Microsoft Secure Tech Accelerator
Apr 03 2024, 07:00 AM - 11:00 AM (PDT)
Microsoft Tech Community

MCAS + Azure ATP integration

Copper Contributor

Hello MCAS Team!

 

I have a question about MCAS, I have configured Azure ATP integration with MCAS, and am looking to generate reports in MCAS for certain behavior identified by Azure ATP. As you can see in my screenshots below, I see a number of alerts generated by the "Remote Code Execution Attempt" policy in ATP, but don't see it in MCAS. Any ideas on why that could be?

3 Replies

@MichaelAgnone 

 

What about on the MCAS Alerts page, do you see them there?

I am also seeing this in a tenant, where the 'Remote code execution attempt' alert is registered in MDI, but not MCAS, despite integration being enabled. Did you ever find a solution?

@Ru 

 

In my case, Yes in the end we found out that the first instance of the alert is sent to MCAS but subsequent firings/updates to the same Alert are not sent on (see REF). 

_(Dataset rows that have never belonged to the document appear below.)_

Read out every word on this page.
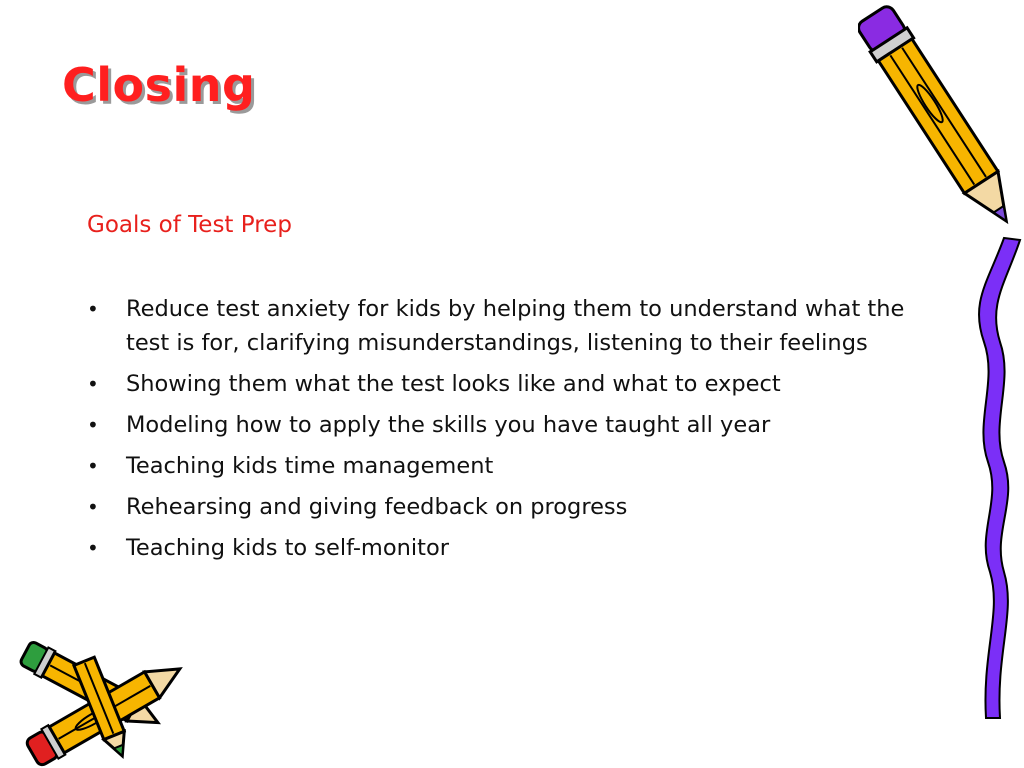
Closing
Goals of Test Prep
•	Reduce test anxiety for kids by helping them to understand what the test is for, clarifying misunderstandings, listening to their feelings
•	Showing them what the test looks like and what to expect
•	Modeling how to apply the skills you have taught all year
•	Teaching kids time management
•	Rehearsing and giving feedback on progress
•	Teaching kids to self-monitor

So if you mark AATP alerts as resolved/closed in AATP portal, you will find that when the Alert fires next it will appear in MCAS portal and, in our case, in Splunk via siem agent.

 

(I'm using original product names - AATP is now Defender for Identity etc)

 

REF: https://docs.microsoft.com/en-us/cloud-app-security/mdi-integration#missing-siem-alert-updates

 

I hope this helps other people as well.